ATLSECCON 2026

NIST CSF, ISO 27001, PCI DSS, C2M2, ATT&CK; the frameworks and methodologies are many. Professional associations publish competing Bodies of Knowledge. Colleges and universities offer an expanding array of diplomas and degrees. Everyone has an answer to how we should do cybersecurity.

But step back and ask a simpler question: what are we actually trying to accomplish?

It's easy to lose sight of this. We get absorbed in achieving compliance, implementing the architecture du jour, or chasing the latest threat intelligence. We optimize for framework alignment rather than outcomes. We confuse the map for the territory.

Author and practitioner Rick Howard offers a clarifying formulation: the purpose of cybersecurity is to reduce the probability of a material cyber event in the next business cycle.

Since the digitization of business began in the 1960s, through the rise of the internet and the subsequent dominance of software, virtually all organizational data now resides on interconnected, always-reachable systems. Cybersecurity exists to enable organizations to operate despite this exposure. Not to achieve perfect security. Not to satisfy auditors. To manage risk.
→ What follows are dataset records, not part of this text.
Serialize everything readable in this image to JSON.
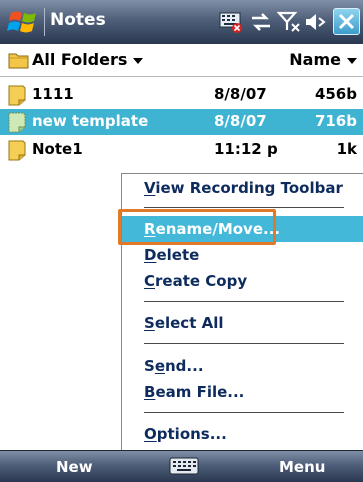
{
  "titlebar": {
    "title": "Notes"
  },
  "header": {
    "folder_label": "All Folders",
    "sort_label": "Name"
  },
  "files": [
    {
      "name": "1111",
      "date": "8/8/07",
      "size": "456b",
      "icon": "note-icon"
    },
    {
      "name": "new template",
      "date": "8/8/07",
      "size": "716b",
      "icon": "template-icon"
    },
    {
      "name": "Note1",
      "date": "11:12 p",
      "size": "1k",
      "icon": "note-icon"
    }
  ],
  "menu": {
    "items": [
      {
        "label": "View Recording Toolbar",
        "u": "V"
      },
      {
        "label": "Rename/Move...",
        "u": "R"
      },
      {
        "label": "Delete",
        "u": "D"
      },
      {
        "label": "Create Copy",
        "u": "C"
      },
      {
        "label": "Select All",
        "u": "S"
      },
      {
        "label": "Send...",
        "u": "e"
      },
      {
        "label": "Beam File...",
        "u": "B"
      },
      {
        "label": "Options...",
        "u": "O"
      }
    ]
  },
  "softkeys": {
    "left": "New",
    "right": "Menu"
  },
  "colors": {
    "selection": "#3fb3d2",
    "focus_outline": "#e07a28",
    "menu_text": "#0e2b5d"
  }
}
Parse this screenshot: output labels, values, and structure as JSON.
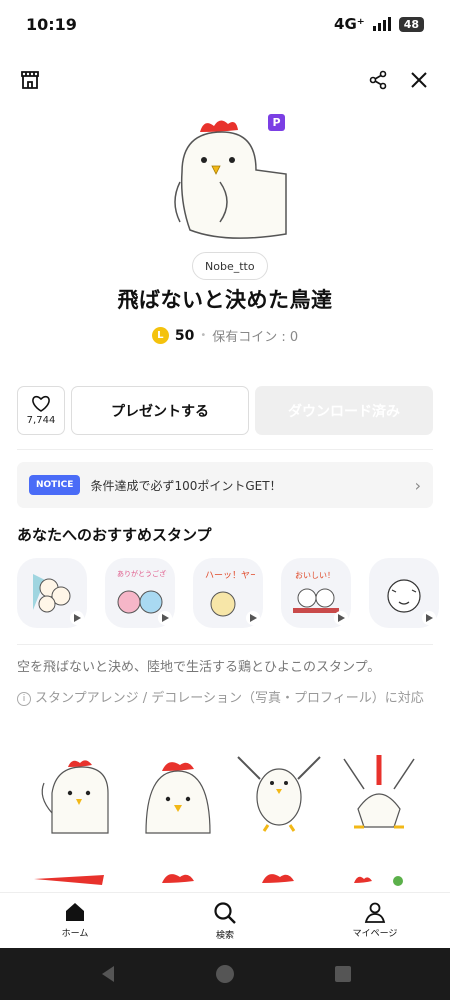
{
  "status": {
    "time": "10:19",
    "network": "4G⁺",
    "battery": "48"
  },
  "pack": {
    "badge": "P",
    "author": "Nobe_tto",
    "title": "飛ばないと決めた鳥達",
    "coin_symbol": "L",
    "price": "50",
    "owned_coins": "保有コイン : 0"
  },
  "actions": {
    "like_count": "7,744",
    "gift_label": "プレゼントする",
    "download_label": "ダウンロード済み"
  },
  "notice": {
    "badge": "NOTICE",
    "text": "条件達成で必ず100ポイントGET！"
  },
  "recommend": {
    "title": "あなたへのおすすめスタンプ",
    "items": [
      {
        "name": "stamp-cats-peek",
        "caption": ""
      },
      {
        "name": "stamp-arigatou",
        "caption": "ありがとうございまーす"
      },
      {
        "name": "stamp-haa",
        "caption": "ハーッ！ヤー"
      },
      {
        "name": "stamp-oishii",
        "caption": "おいしい！"
      },
      {
        "name": "stamp-tiger",
        "caption": ""
      }
    ]
  },
  "description": "空を飛ばないと決め、陸地で生活する鶏とひよこのスタンプ。",
  "arrange_note": "スタンプアレンジ / デコレーション（写真・プロフィール）に対応",
  "nav": {
    "home": "ホーム",
    "search": "検索",
    "mypage": "マイページ"
  },
  "colors": {
    "premium": "#7b3fe4",
    "notice": "#4a6cf7",
    "coin": "#f4c20d",
    "comb": "#e8322c",
    "beak": "#f2b817"
  }
}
In this talk, we'll trace this thread across the profession. We'll start with risk itself, not as an abstract concept, but as the fundamental tradeoff that underpins every security decision. We'll examine what higher education is teaching the next generation of practitioners, and what the major Bodies of Knowledge say we should master. We'll dissect several popular frameworks, many of which explicitly call for a "risk-based approach" yet often are implemented as compliance checklists. We'll close by reconceptualizing how we should view the multifaceted practice that is cybersecurity through the focusing lens of risk.